With so many well-funded AI chip startups targeting the data center, why join Tenstorrent?
“The primary reason is Jim Keller,” Koduri said. “He is the best engineer I have ever worked with. He has sown very interesting seeds at Tenstorrent and the surrounding RISC-V ecosystem. I believe these investments will bloom into a wonderful ecosystem and I wanted to do my part to help.”
Koduri also said that concern around generative AI being in the hands of the few who can afford to train it was justified, and that with his new generative AI startup he plans to “collaborate with Tenstorrent and the rest of the RISC-V ecosystem to address these problems.”
Koduri, who is Indian American, and Keller are currently in Bengaluru, India, where Tenstorrent has been hosting a RISC-V event for engineers and students.

Describing Koduri as a combination of a board member, CTO and AI strategist, Keller joked about getting a “pretty good deal” during his keynote at the event.
“Raja and I, we’ve worked together for 15 years, and we’re like brothers with different parents—sometimes it goes really well, sometimes we have fistfights,” he joked. “But we appreciate [Koduri] joining and helping to drive this.”
During his keynote, Keller also admitted Tenstorrent was “struggling” on the software side.

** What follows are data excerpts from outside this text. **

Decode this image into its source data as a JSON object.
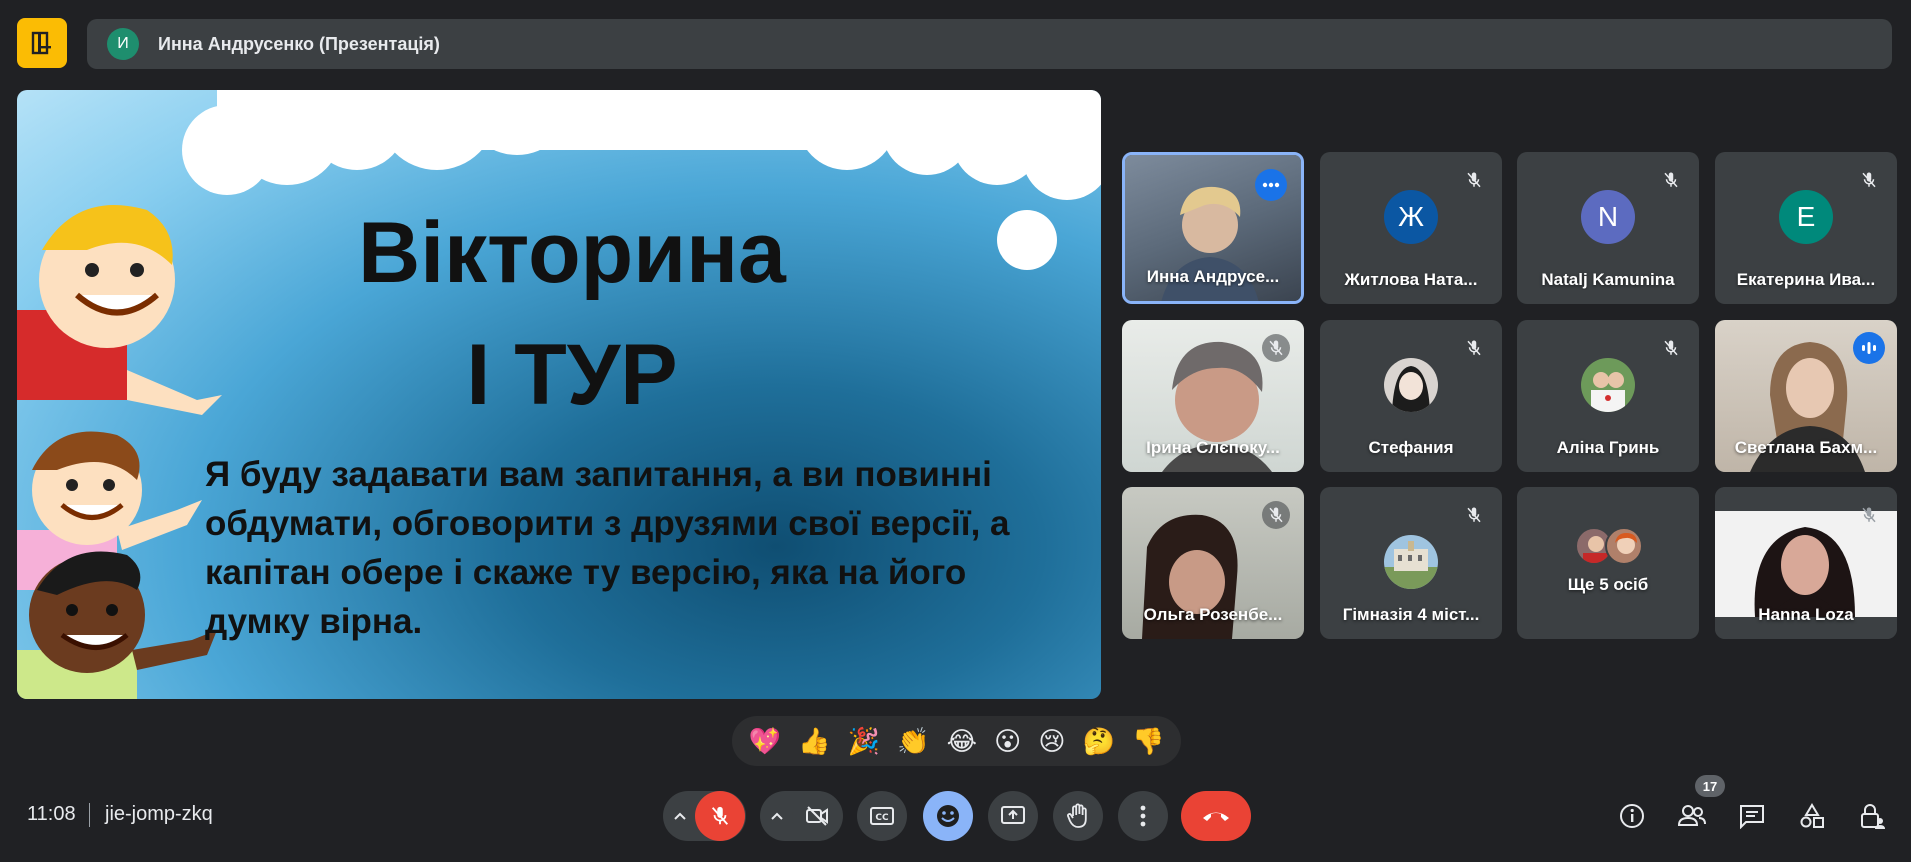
{
  "app": {
    "logo_icon": "meet-logo-icon",
    "accent": "#fbbc04"
  },
  "presenter": {
    "initial": "И",
    "label": "Инна Андрусенко (Презентація)"
  },
  "slide": {
    "title_line1": "Вікторина",
    "title_line2": "І ТУР",
    "body": "Я буду задавати вам запитання, а ви повинні обдумати, обговорити з друзями свої версії, а капітан обере і скаже ту версію, яка на його думку вірна."
  },
  "participants": [
    {
      "name": "Инна Андрусе...",
      "type": "video",
      "active": true
    },
    {
      "name": "Житлова Ната...",
      "initial": "Ж",
      "color": "#0b57a3",
      "type": "avatar",
      "muted": true
    },
    {
      "name": "Natalj Kamunina",
      "initial": "N",
      "color": "#5c6bc0",
      "type": "avatar",
      "muted": true
    },
    {
      "name": "Екатерина Ива...",
      "initial": "Е",
      "color": "#00897b",
      "type": "avatar",
      "muted": true
    },
    {
      "name": "Ірина Слєпоку...",
      "type": "video",
      "muted": true
    },
    {
      "name": "Стефания",
      "type": "photo",
      "muted": true
    },
    {
      "name": "Аліна Гринь",
      "type": "photo",
      "muted": true
    },
    {
      "name": "Светлана Бахм...",
      "type": "video",
      "speaking": true
    },
    {
      "name": "Ольга Розенбе...",
      "type": "video",
      "muted": true
    },
    {
      "name": "Гімназія 4 міст...",
      "type": "photo",
      "muted": true
    },
    {
      "name": "Ще 5 осіб",
      "type": "group"
    },
    {
      "name": "Hanna Loza",
      "type": "video",
      "muted": true
    }
  ],
  "reactions": [
    "💖",
    "👍",
    "🎉",
    "👏",
    "😂",
    "😮",
    "😢",
    "🤔",
    "👎"
  ],
  "footer": {
    "time": "11:08",
    "meeting_code": "jie-jomp-zkq",
    "people_count": "17"
  }
}
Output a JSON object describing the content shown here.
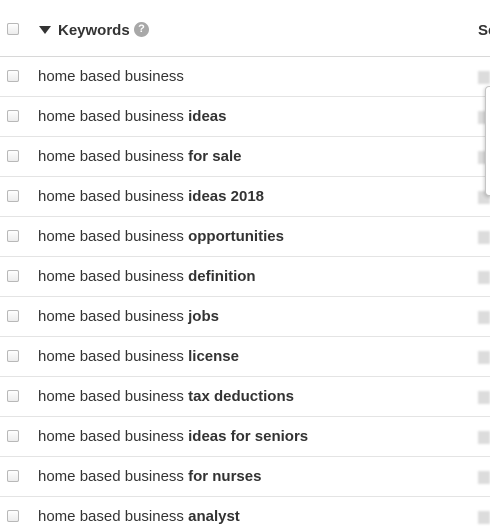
{
  "header": {
    "keywords_label": "Keywords",
    "help_symbol": "?",
    "second_column_label": "Se"
  },
  "rows": [
    {
      "base": "home based business",
      "suffix": ""
    },
    {
      "base": "home based business",
      "suffix": "ideas"
    },
    {
      "base": "home based business",
      "suffix": "for sale"
    },
    {
      "base": "home based business",
      "suffix": "ideas 2018"
    },
    {
      "base": "home based business",
      "suffix": "opportunities"
    },
    {
      "base": "home based business",
      "suffix": "definition"
    },
    {
      "base": "home based business",
      "suffix": "jobs"
    },
    {
      "base": "home based business",
      "suffix": "license"
    },
    {
      "base": "home based business",
      "suffix": "tax deductions"
    },
    {
      "base": "home based business",
      "suffix": "ideas for seniors"
    },
    {
      "base": "home based business",
      "suffix": "for nurses"
    },
    {
      "base": "home based business",
      "suffix": "analyst"
    }
  ],
  "icons": {
    "sort": "triangle-down-icon",
    "help": "question-circle-icon"
  }
}
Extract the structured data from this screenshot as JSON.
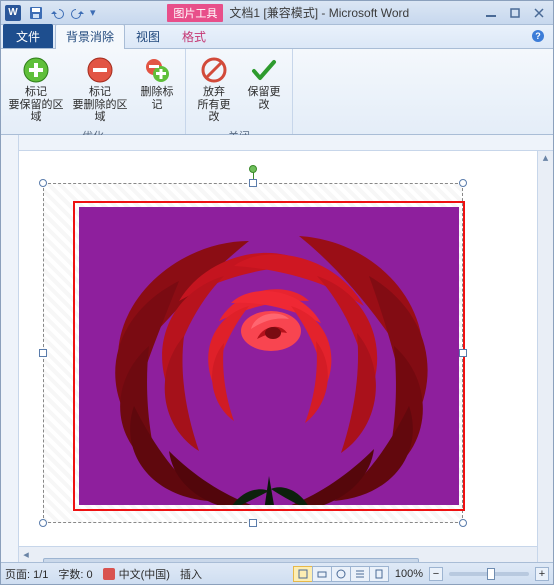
{
  "title": {
    "contextual_label": "图片工具",
    "doc_name": "文档1 [兼容模式] - Microsoft Word",
    "app_letter": "W"
  },
  "qat": {
    "save_tip": "保存",
    "undo_tip": "撤销",
    "redo_tip": "重复"
  },
  "tabs": {
    "file": "文件",
    "bg_remove": "背景消除",
    "view": "视图",
    "format": "格式"
  },
  "ribbon": {
    "optimize_group": "优化",
    "close_group": "关闭",
    "mark_keep": {
      "line1": "标记",
      "line2": "要保留的区域"
    },
    "mark_remove": {
      "line1": "标记",
      "line2": "要删除的区域"
    },
    "delete_mark": {
      "line1": "删除标记"
    },
    "discard": {
      "line1": "放弃",
      "line2": "所有更改"
    },
    "keep": {
      "line1": "保留更改"
    }
  },
  "status": {
    "page": "页面: 1/1",
    "words": "字数: 0",
    "lang": "中文(中国)",
    "mode": "插入",
    "zoom": "100%"
  },
  "colors": {
    "accent_add": "#34a51e",
    "accent_remove": "#d63a2e",
    "accent_ok": "#2e9b2e",
    "contextual": "#e84f8a",
    "img_bg": "#8e1f9d"
  }
}
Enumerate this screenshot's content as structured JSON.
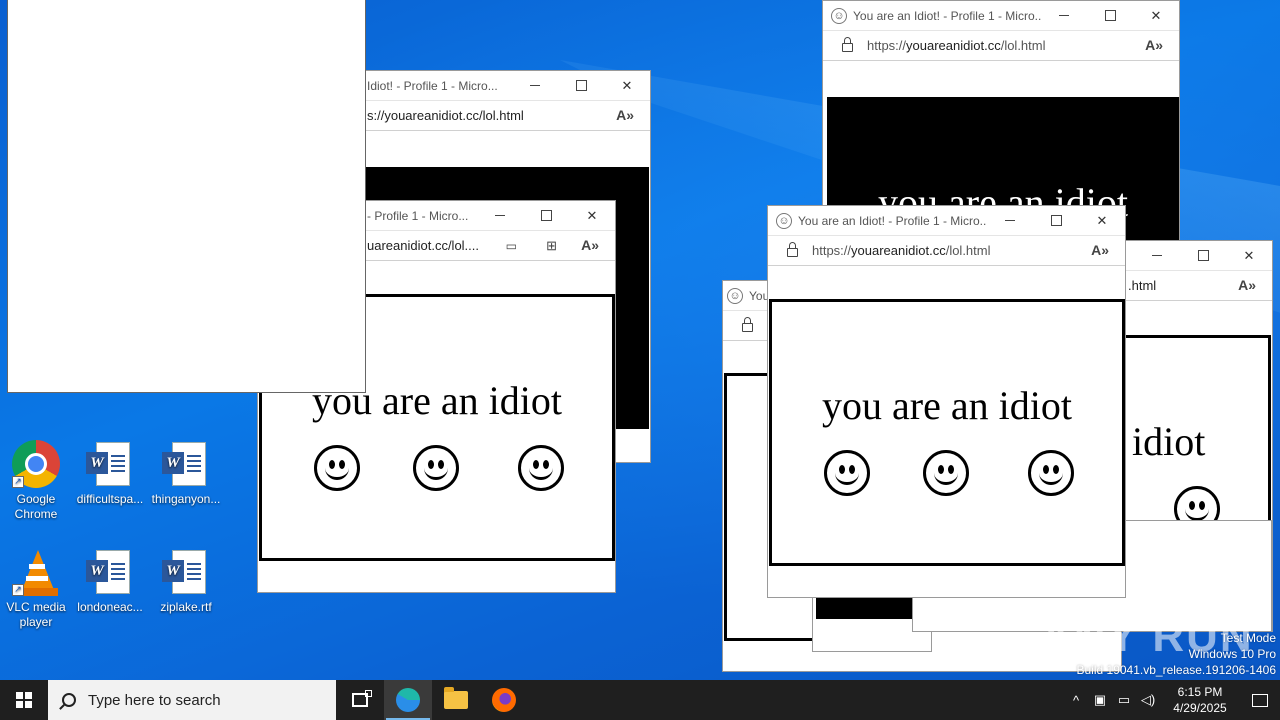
{
  "desktop": {
    "icons": [
      {
        "label": "Google Chrome",
        "type": "chrome"
      },
      {
        "label": "difficultspa...",
        "type": "word"
      },
      {
        "label": "thinganyon...",
        "type": "word"
      },
      {
        "label": "VLC media player",
        "type": "vlc"
      },
      {
        "label": "londoneac...",
        "type": "word"
      },
      {
        "label": "ziplake.rtf",
        "type": "word"
      }
    ]
  },
  "windows": {
    "title_full": "You are an Idiot! - Profile 1 - Micro...",
    "title_partial_a": "Idiot! - Profile 1 - Micro...",
    "title_partial_b": "- Profile 1 - Micro...",
    "title_partial_c": "You",
    "url_prefix": "https://",
    "url_host": "youareanidiot.cc",
    "url_path": "/lol.html",
    "url_partial_a": "s://youareanidiot.cc/lol.html",
    "url_partial_b": "uareanidiot.cc/lol....",
    "url_partial_c": ".html",
    "idiot_text": "you are an idiot",
    "idiot_text_partial": "n idiot",
    "read_aloud_icon": "A»"
  },
  "taskbar": {
    "search_placeholder": "Type here to search",
    "apps": [
      "task-view",
      "microsoft-edge",
      "file-explorer",
      "firefox"
    ],
    "time": "6:15 PM",
    "date": "4/29/2025"
  },
  "watermark": {
    "line1": "Test Mode",
    "line2": "Windows 10 Pro",
    "line3": "Build 19041.vb_release.191206-1406",
    "anyrun": "ANY RUN"
  }
}
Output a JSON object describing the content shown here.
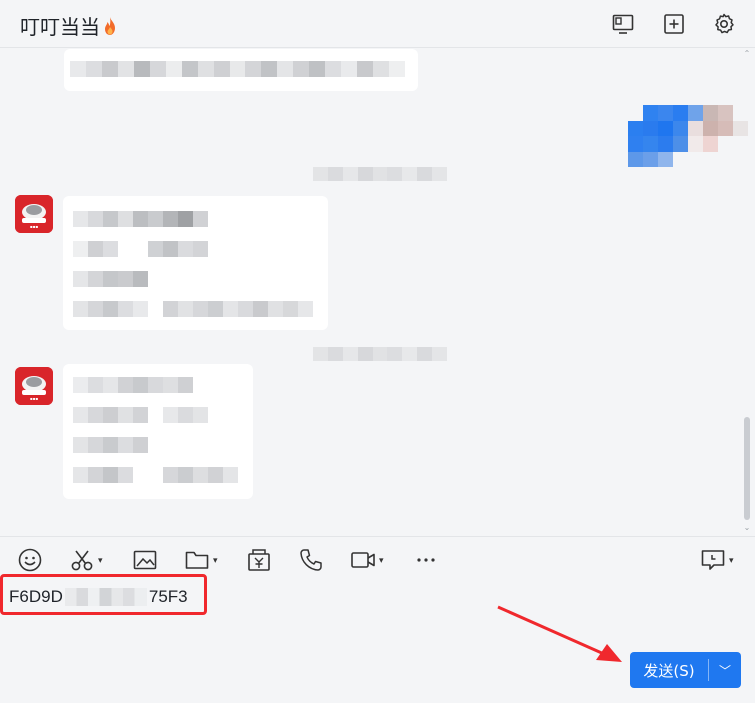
{
  "header": {
    "title": "叮叮当当",
    "icons": [
      "screen-share-icon",
      "add-box-icon",
      "settings-gear-icon"
    ]
  },
  "toolbar": {
    "tools": [
      "emoji-icon",
      "scissors-icon",
      "image-icon",
      "folder-icon",
      "red-packet-icon",
      "phone-icon",
      "video-icon",
      "more-icon",
      "message-menu-icon"
    ]
  },
  "input": {
    "text_prefix": "F6D9D",
    "text_suffix": "75F3"
  },
  "send_button": {
    "label": "发送(S)"
  },
  "colors": {
    "accent": "#1f78f0",
    "highlight": "#f0282d",
    "avatar_red": "#d9252a"
  }
}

“AI processor software is really hard. We’re struggling, by the way. We’re a year late,” he said, adding that Tenstorrent plans to tape out its next-gen RISC-V design in about two months.
“Everybody said, where are you getting the software?” he said. “RISC-V runs Linux and all the open-source stuff, but you have to port it, you have to qualify it, you have to validate it, and we started to see the ball really start to move last year, which is pretty exciting.”
India’s RISC-V ecosystem
Tenstorrent is headquartered in Canada with offices in the U.S. and India, where Tenstorrent supports the Indian government’s Digital India RISC-V program. The company has partnered with, and invested in, Bodhi Computing, an Indian startup founded by two ex-Intel executives. As part of the deal, Keller will join Bodhi’s board, Tenstorrent will invest in Bodhi, and the two companies will work together on technology, with a view to Bodhi licensing Tenstorrent RISC-V AI designs for its server products targeting India’s data center, enterprise, HPC, telecoms and automotive markets.

“We’re building some really great teams in India,” Keller said at the event. “I think Bodhi is going to be the start of something really great, and Raja and I are working on a couple more adventures… RISC-V is part of the plan and it’s a key part because that’s where we can change stuff, which is a really big deal, and it is going to enable a whole bunch of really interesting designs. A hundred companies innovating is going to be way faster than five.”
Keller noted that he and Koduri are involved with four more stealth startups, some in India.
“The concept Raja and I have been talking to investors about is each company is solid, standalone, has customers, it’s independently viable – but together with a little bit of collaboration, it’s bigger than the sum of the parts it’s starting to have,” he said.